Last month, the Eighth Circuit Court of Appeals forced former professional wrestler Steve "Wild Thing" Ray to tap out in his battle against ESPN by dismissing the wrestler's right of publicity suit for failure to state a claim.  Mr. Ray originally sued ESPN for rebroadcasting old wrestling matches in which Ray participated without his permission, claiming that such unauthorized rebroadcasting infringed his state-law right of publicity.  In a federal court forearm smash, the district court for the Western District of Missouri held that the Copyright Act preempted Ray's right of publicity claim.  Subsequently, Ray appealed the ruling – hoping for a surprising "sunset flip" of his dismissal – but the Eighth Circuit affirmed the lower court's submission hold.   

Under the laws of most states, the right of publicity, or a similar tort such as misappropriation, prevents the unauthorized commercial use of one's identity, likeness, name or personality.  However, according to 17 U.S.C. § 301(a), the Copyright Act will preempt state-law claims when (1) the work at issue comes within the subject matter of copyright and (2) the state law created right is equivalent to a right within the scope of copyright. 

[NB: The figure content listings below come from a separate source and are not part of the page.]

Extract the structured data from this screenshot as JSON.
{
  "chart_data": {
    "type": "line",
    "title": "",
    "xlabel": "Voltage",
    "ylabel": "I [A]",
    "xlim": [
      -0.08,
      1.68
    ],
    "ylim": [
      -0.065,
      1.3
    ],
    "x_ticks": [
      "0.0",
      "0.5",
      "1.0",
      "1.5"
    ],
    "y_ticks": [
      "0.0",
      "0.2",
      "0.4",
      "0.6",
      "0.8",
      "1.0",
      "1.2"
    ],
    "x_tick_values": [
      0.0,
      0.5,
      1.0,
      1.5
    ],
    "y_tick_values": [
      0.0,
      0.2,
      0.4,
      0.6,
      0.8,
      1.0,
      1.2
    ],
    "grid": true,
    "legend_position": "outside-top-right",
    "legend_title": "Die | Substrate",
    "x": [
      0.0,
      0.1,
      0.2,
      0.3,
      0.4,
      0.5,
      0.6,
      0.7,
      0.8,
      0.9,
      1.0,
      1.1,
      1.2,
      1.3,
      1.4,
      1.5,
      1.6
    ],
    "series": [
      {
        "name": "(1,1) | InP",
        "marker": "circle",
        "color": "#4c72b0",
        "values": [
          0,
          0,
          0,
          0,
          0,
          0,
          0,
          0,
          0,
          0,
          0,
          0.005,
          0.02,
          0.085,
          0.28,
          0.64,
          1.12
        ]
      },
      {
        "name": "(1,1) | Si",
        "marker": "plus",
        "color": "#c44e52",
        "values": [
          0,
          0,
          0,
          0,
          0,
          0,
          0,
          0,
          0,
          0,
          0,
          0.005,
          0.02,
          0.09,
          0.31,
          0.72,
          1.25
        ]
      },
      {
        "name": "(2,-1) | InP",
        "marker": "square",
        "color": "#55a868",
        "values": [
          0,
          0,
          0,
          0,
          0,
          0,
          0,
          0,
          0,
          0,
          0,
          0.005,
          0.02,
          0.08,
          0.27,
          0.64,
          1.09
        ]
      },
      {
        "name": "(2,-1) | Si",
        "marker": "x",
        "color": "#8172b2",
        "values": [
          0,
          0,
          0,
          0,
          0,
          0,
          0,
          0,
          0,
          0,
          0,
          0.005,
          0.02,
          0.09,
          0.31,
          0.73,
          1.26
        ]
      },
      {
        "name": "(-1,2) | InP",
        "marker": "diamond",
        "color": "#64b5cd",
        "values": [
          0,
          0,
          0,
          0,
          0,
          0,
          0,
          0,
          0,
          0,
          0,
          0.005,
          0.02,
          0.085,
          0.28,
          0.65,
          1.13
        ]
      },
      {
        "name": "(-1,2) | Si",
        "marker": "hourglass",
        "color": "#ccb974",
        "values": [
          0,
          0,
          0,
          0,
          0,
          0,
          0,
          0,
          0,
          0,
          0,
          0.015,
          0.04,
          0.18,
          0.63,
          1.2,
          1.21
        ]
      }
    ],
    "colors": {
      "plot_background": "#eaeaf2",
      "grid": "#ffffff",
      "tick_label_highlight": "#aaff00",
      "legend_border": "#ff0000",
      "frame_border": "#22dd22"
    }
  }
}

As the Eighth Circuit pointed out in its decision, broadcasts of sporting events, like those of Ray's past performances, are "original works of authorship…fixed in a tangible medium of expression" and can be "perceived, reproduced, or otherwise communicated," and are therefore properly the subject matter of copyright.  (Ray v. ESPN, Inc., 2015 WL 1810486 (8th Cir. Apr. 22, 2015)).

As to the second preemption prong, copyright owners hold the exclusive right to reproduce and license copyrighted work, including broadcasts.  Here, according to the court, Ray's likeness could not be detached from the copyrighted performances.  Any infringement of his state-law right therefore derived from the mere rebroadcast of the performance, the exact right that the Copyright Act confers upon the copyright owner.  Thus, with a resounding superplex from the second rope, the Eighth Circuit rejected Ray's arguments and ruled the state law created right is equivalent to a right within the scope of copyright.  In so ruling, the court distinguished the cases cited by Ray, which generally involved using an individual's likeness in advertisements without permission to promote commercial products, as opposed to the current dispute which involved rebroadcasting a copyrighted film. 

The Eighth Circuit's decision comes on the heels of another right of publicity suit targeting ESPN, wherein the father of former professional wrestler Eddie Gilbert is suing WWE and ESPN for rebroadcasting his son's past performances.  However, the district court of the Western District of Tennessee, overseeing the Gilbert case, is not bound by the Eighth Circuit's decision.  

As these cases unfold it will be interesting to see what effect, if any, signed releases of the athlete's right of publicity have on the courts' decisions and their copyright preemption analyses.  The Eighth Circuit noted that Mr. Ray specifically agreed with the Universal Wrestling Foundation that his performances would be recorded and sold.  Mr. Gilbert, however, claims that his son never signed with WWE or ESPN and therefore never transferred his right of publicity in his performances. 

The validity of any given waiver is one thing.  But whether a waiver is even required to broadcast sporting events where the defendant in question holds or has licensed the copyright is the crucial question.  These heel vs. face matches, pitting broadcasters against athletes, are cropping up around the country and while the Eighth Circuit needn't confront the question, the Gilbert court might.  Whether the courts decide to somehow pin their decisions on the legitimacy or presence of an underlying waiver, or instead lay the preemption smackdown on all such right of publicity claims, remains to be seen.